İstanbul
Türk Silahlı Kuvvetlerine sızan FETÖ'cü askerlerin gerçekleştirdiği darbe girişiminde İstanbul başta olmak üzere birçok kentte halk sokağa inerek, vatanını savundu. Yediden yetmişe milyonlarca vatandaş, ülkelerini kurtarmak için canları pahasına darbeci askerlerin karşısında durdu. Vatanını savunmak için sokağa çıkanlardan biri de 16 yaşındaki Mahir Ayabak'tı. Genç Mahir, darbe girişimini öğrenir öğrenmez, arkadaşlarıyla gittiği Atatürk Havalimanı'nda, FETÖ'cü askerlerin silahlarından çıkan kurşunla şehit düştü.
Darbe girişiminden bu yana 7 yıl geçerken evlatlarının vatan için göğsünü siper ettiği Ayabak ailesi, gururu ve hüznü bir arada yaşıyor. Geçen yıllara rağmen hüznü dinmeyen aile, Mahir'i özlemle yad ediyor.
AA muhabirine açıklamalarda bulunan, genç şehidin annesi Muhteber Ayabak, koskoca 7 yıl geçtiğini ama kendisine göre acısının hala 7 günlükmüş gibi taze olduğunu söyledi.
"Gurur duyuyorum onun mertebesiyle bir anne olarak"
Her sene temmuz ayında, 15 Temmuz geçene kadar acısının tekrar alevlendiğini anlatan Ayabak, "Yani acı, gurur hepsi bir arada.
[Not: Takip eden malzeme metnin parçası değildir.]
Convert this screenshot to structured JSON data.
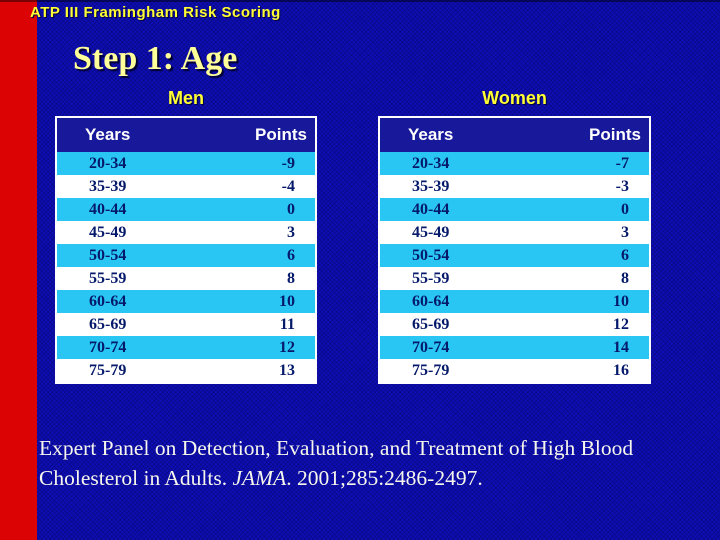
{
  "slide": {
    "header": "ATP III Framingham Risk Scoring",
    "title": "Step 1: Age"
  },
  "tables": [
    {
      "label": "Men",
      "columns": [
        "Years",
        "Points"
      ],
      "rows": [
        [
          "20-34",
          "-9"
        ],
        [
          "35-39",
          "-4"
        ],
        [
          "40-44",
          "0"
        ],
        [
          "45-49",
          "3"
        ],
        [
          "50-54",
          "6"
        ],
        [
          "55-59",
          "8"
        ],
        [
          "60-64",
          "10"
        ],
        [
          "65-69",
          "11"
        ],
        [
          "70-74",
          "12"
        ],
        [
          "75-79",
          "13"
        ]
      ]
    },
    {
      "label": "Women",
      "columns": [
        "Years",
        "Points"
      ],
      "rows": [
        [
          "20-34",
          "-7"
        ],
        [
          "35-39",
          "-3"
        ],
        [
          "40-44",
          "0"
        ],
        [
          "45-49",
          "3"
        ],
        [
          "50-54",
          "6"
        ],
        [
          "55-59",
          "8"
        ],
        [
          "60-64",
          "10"
        ],
        [
          "65-69",
          "12"
        ],
        [
          "70-74",
          "14"
        ],
        [
          "75-79",
          "16"
        ]
      ]
    }
  ],
  "citation": {
    "line1": "Expert Panel on Detection, Evaluation, and Treatment of High Blood",
    "line2_before": "Cholesterol in Adults. ",
    "journal": "JAMA",
    "line2_after": ". 2001;285:2486-2497."
  },
  "colors": {
    "bg": "#0e0eb6",
    "red": "#db0303",
    "yellow": "#ffff33",
    "paleYellow": "#ffff99",
    "headerNavy": "#18189a",
    "cyan": "#29c6f3",
    "textNavy": "#05196b"
  }
}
Biz de inanın bu duygu karmaşasında bazen kendimizi kaybediyoruz. Ama şu var, şehadet güzel bir şey. Ben gurur duyuyorum onun mertebesiyle bir anne olarak. Allah bir daha bize 15 Temmuz'ları yaşatmasın. Bayrağımızı indirtmesin. Ezanımızı dindirtmesin. Zaten o geceki amacımız da buydu. Allah kimseyi vatansız koymasın." dedi.
Anne Ayabak, bir evlat kaybettiğini belirterek şöyle devam etti:
"Onu kayıp olarak görmüyorum. Benim için ahirete en büyük kazanç. Çünkü vatan sevgisi imandandır. Biz bu inançla yetiştik gerek ben büyüdüm gerek evlatlarımı bu inançla yetiştiriyorum. Bu vatana bir evlat verdim. Daha arkada üç tane evladım var hamdolsun. Gerekirse onları da feda ederim. Kendim de feda olurum. Ama bizler millet olarak, halk olarak uyanık olacağız. Unutmayacağız, unutturmayacağız ki bir daha 15 Temmuz'ları yaşamayalım. Bu hainleri barındırtmayalım."
"7 sene, 7 asır gibi geçti"
Mahir'in ablası Kayla Zehra Ayabak ise 7 senenin 7 asır gibi geçtiğini dile getirdi.
O dönemden bu yana sadece yaşlarının değiştiğini, acılarının hala aynı olduğunu anlatan abla Ayabak, yaşadıkları acı olaydan sonrasının kendileri için büyük bir imtihan olduğunu ifade etti.
Mahir'in 16 yaşında kaldığını, kendilerinin ise büyüdüğünü belirten Ayabak, vatana, millete layık bir vatandaş olarak yaşamlarını sürdürmeyi hayal ettiklerini söyledi.
Ayabak, aradan geçen 7 yılda kardeşinin eksikliğini hissettiklerini vurgulayarak şöyle devam etti:
"Yemek yerken ekstra bir fazla tabak istemsizce masaya konuluyor. Evet 7 sene geçti ama eksiklik hala aynı. Sanki varmışçasına. Çünkü öldü gibi gelmiyor bize. Asla gitmemiş gibi. Misafir olarak tekrardan aramıza dahil olacakmış gibi. Ama gurur duyuyoruz onunla. Çünkü hayal ettiği bir ölümdü. Hep şehit olmak istiyordu. Hep kahraman olmak istiyordu. O da hayaline layık bir ölümle müjdelendi. O yüzden bize de onun bize sunmuş olduğu bu vatanda mutlu mesut yaşamak düşüyor. Acımız her daim içerimizde var olacak. Ama geriye dönüp bakınca bize güzel bir emanet bırakmış oldu. O yüzden biz ondan razıyız. İnşallah o da bizden razıdır."